Defendants argue that the trial court's award of $330,000.00 in general damages is excessive. As stated previously, general damage awards are inherently speculative; therefore, the trial court is afforded much discretion, and the appellate court may not disturb the trial court's award unless an articulated analysis of the facts and circumstances of the case reveals an abuse of that discretion. Bouquet v. Wal-Mart Stores, Inc., supra, pp. 4-5 (La.4/4/08), 979 So.2d at 459.
In the instant case, the factual evidence does not indicate an abuse of discretion. Ms. Cline initially was transported by ambulance to the nearest hospital emergency room, where she received fourteen stitches in her head before being transferred to another hospital for surgery. Ms. Cline testified she was in severe pain from her broken neck, but was not allowed any pain medication for three days. She underwent neurosurgery which required the insertion of a permanent screw to stabilize her cervical fracture. Ms. Cline spent approximately about a week in the hospital, including
Considering these facts, we do not find that the trial court abused its discretion by awarding Ms. Cline $330,000.00 in general damages for pain, suffering, and loss of enjoyment of life.

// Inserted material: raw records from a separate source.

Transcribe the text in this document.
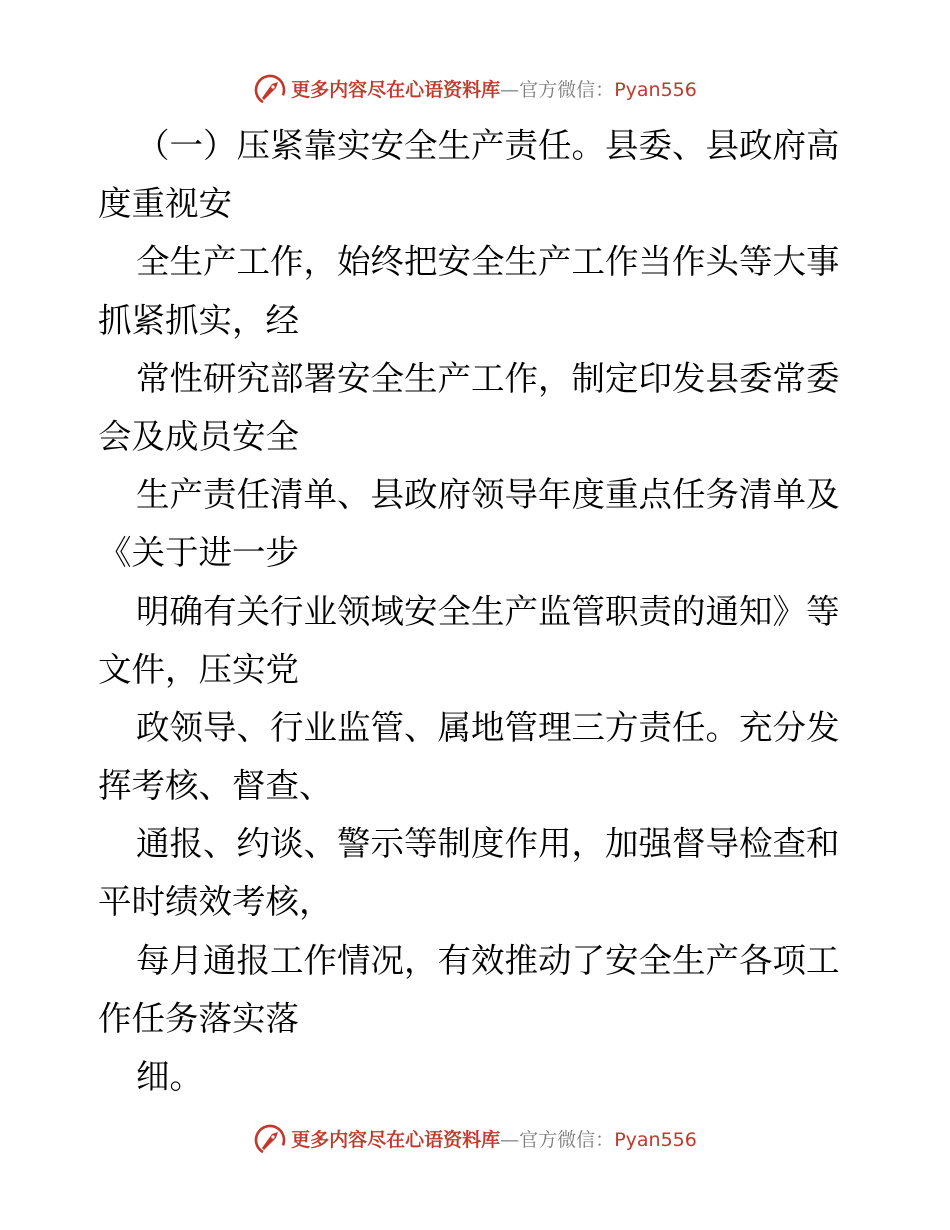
更多内容尽在心语资料库—官方微信：Pyan556
（一）压紧靠实安全生产责任。县委、县政府高
度重视安
全生产工作，始终把安全生产工作当作头等大事
抓紧抓实，经
常性研究部署安全生产工作，制定印发县委常委
会及成员安全
生产责任清单、县政府领导年度重点任务清单及
《关于进一步
明确有关行业领域安全生产监管职责的通知》等
文件，压实党
政领导、行业监管、属地管理三方责任。充分发
挥考核、督查、
通报、约谈、警示等制度作用，加强督导检查和
平时绩效考核，
每月通报工作情况，有效推动了安全生产各项工
作任务落实落
细。
更多内容尽在心语资料库—官方微信：Pyan556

We therefore decline to disturb that award.
For the reasons stated, we affirm the judgment of the trial court.
We note that, despite the trial court's indication to the contrary in its Reasons for Judgment, any weakened medical condition that might predispose a plaintiff to falling is not relevant to the determination of comparative fault pursuant to La. C.C. art. 2323. In Wheat v. State Farm Fire and Casualty Co., 583 So.2d 1 (La.App. 1st Cir.1991), the court explained: "Furthermore, within the meaning of LSA-C.C. art. 2323, a medical condition is neither contributory negligence nor fault which will reduce the award to the plaintiff. See Acosta v. Pendleton Memorial Methodist Hospital, 545 So.2d 1053 (La.App. 4th Cir.), writs denied, 551 So.2d 637 and 551 So.2d 638 (La.1989). The reason is that medical causation, such as the plaintiff's predisposition to accident, does not qualify as `conduct' on the part of the plaintiff which can be considered under the principle of comparative causation." Id. at p. 4.